Luna Woelle — visual artist and
Japanese culinary arts student
Ljubljana – Tokyo, Japan

Saying hi after finally moving to Tokyo and being able to continue with classes of my 3 year culinary arts study program I’ve been enrolled in since April.

Growing up close with Japanese family friends in Ljubljana provided me with a rich surrounding of their culture, food, and especially their language, which encouraged me to pick it up and study it.

Having graduated from graphic design secondary school in Ljubljana I’m trying to make a bridge between the Slovenian and Japanese progressive scene – creating graphic and 3D abstract visuals on the side for a fresh Tokyo-based collective @weave.jp, a platform for mix releases and events with various international DJs and artists.

8 Anže insta

Anže Ermenc lecturer at
Fashion Art Direction at MMU

Ljubljana Manchester, UK

instagram/anzeermenc/
New Edge

Yo! Keep it real! Keep your eyes open and think with your head. Be truthful to yourself and others, work hard and keep fighting for what you believe in. Educate yourself and listen to strangers and their stories.
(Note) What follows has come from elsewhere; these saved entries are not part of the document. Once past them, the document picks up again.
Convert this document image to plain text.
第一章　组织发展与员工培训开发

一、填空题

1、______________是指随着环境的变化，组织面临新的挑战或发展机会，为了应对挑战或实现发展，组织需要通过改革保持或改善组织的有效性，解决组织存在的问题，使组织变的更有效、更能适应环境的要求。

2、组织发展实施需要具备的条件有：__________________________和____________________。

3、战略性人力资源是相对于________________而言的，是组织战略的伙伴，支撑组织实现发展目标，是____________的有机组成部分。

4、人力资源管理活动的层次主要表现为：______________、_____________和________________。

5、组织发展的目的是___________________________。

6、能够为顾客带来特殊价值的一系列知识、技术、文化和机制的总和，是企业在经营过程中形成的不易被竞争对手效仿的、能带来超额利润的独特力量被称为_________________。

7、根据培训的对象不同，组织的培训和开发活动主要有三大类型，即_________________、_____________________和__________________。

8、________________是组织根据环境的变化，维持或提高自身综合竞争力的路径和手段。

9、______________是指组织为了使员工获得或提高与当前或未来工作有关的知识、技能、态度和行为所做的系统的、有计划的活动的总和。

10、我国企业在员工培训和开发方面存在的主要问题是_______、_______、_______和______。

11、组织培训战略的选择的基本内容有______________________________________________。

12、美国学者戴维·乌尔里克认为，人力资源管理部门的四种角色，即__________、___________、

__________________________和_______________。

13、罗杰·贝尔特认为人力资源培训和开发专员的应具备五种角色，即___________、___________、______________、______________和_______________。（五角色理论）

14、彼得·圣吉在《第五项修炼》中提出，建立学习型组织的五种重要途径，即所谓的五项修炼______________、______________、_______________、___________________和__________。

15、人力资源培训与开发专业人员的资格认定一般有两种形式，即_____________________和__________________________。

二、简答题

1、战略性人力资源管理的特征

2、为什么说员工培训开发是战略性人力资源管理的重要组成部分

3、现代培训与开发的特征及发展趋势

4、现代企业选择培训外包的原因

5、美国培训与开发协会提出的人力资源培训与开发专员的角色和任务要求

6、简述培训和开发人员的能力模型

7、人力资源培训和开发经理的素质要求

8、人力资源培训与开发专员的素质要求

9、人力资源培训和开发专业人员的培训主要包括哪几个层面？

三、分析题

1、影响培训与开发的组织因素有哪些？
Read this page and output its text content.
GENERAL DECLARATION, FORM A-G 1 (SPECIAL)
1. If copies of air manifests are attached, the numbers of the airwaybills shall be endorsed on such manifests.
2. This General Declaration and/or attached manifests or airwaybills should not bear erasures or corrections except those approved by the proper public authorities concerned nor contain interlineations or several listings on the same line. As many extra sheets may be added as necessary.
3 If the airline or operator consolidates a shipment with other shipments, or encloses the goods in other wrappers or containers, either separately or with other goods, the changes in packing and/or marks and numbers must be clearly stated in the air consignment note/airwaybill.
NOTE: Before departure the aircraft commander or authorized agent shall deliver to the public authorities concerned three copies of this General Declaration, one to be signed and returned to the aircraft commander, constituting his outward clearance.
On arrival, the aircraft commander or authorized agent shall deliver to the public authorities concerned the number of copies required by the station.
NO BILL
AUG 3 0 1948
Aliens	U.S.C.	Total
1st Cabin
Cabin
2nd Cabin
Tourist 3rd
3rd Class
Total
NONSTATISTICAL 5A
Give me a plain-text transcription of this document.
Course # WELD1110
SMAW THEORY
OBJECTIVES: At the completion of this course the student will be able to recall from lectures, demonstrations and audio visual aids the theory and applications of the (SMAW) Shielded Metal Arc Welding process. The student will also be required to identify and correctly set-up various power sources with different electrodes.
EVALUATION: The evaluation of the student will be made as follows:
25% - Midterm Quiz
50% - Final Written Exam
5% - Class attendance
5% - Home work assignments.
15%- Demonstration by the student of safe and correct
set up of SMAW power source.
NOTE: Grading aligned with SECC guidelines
Most importantly, treat everyone (including yourself) and everything with respect. Be nice to people, everyone is fighting their own battle.

9 Lucy insta_

Lucy Rose Albert — plant-based chef
New York, USA — Ljubljana

Mrs. Cutecumbers Kitchen
Liturgy Public Service

I am so much
A mixture of everything grotesque
The consequence of rubbing flesh.
I am made of breaths
Layers of perspective.
I am free, yet imprisoned.
I am living on the brink of a decision.
I am an infinite equation.
Finding my vision.
Picking a direction.

I met my slovene lover/husband/bff while I was traveling around europe and couchsurfed at his house. Soon after meeting we went on a trip down the Balkans and to the bottom of Turkey together in a rented Westfalia camper van. On that trip we totally fell in love… with each other and also with vanlife! We made a plan that we’d save some money, buy a van and live and travel around for awhile! So after our first van-trip, I went home to NYC and worked over the summer and he stayed in LJ. We kept in touch, searched for vans on the internet and ended up buying one off ebay that happened to be in Oregon. We met up 3 months later at the Oregon Airport to finally pick up our van and start our van-life!

We lived in our van for 10 months traveling around Cali and the southern American states. During this time my hubby was making a concept plan for a vegan restaurant he wanted to eventually open… and he asked if i wanted to help him with it. I had no cooking experience, like I actually could barely cook at all when we were traveling. But I’ve been vegetarian/vegan most of my life, i worked as a waitress at vegan restaurants, so i was down to help in any way I could!

So I moved to Ljubljana to be part of this vegan restaurant project KUCHA and to be with my love and have an adventure! And babbby it surely has been! I started working in the kitchen because I couldn’t work at the counter for a few reasons…  but I didn’t mind at all and turns out I really love cooking! Now I am making the desserts for our restaurant and just started making recipes for our blog! I also just started my own recipe insta-page. I just love sharing with people how insanely delicious food can be while also being amazing for our bodies and souls.

Soo… that’s how i got here. For me “keeping it real” is being honest… to oneself and in general. No bullshit… but honestly it’s not so easy when the “real” is constantly evolving. We are all so much at once. So best just follow your gut. Spend your days doing things that help you grow! Try not to be afraid of love. Drink water. And have some fun.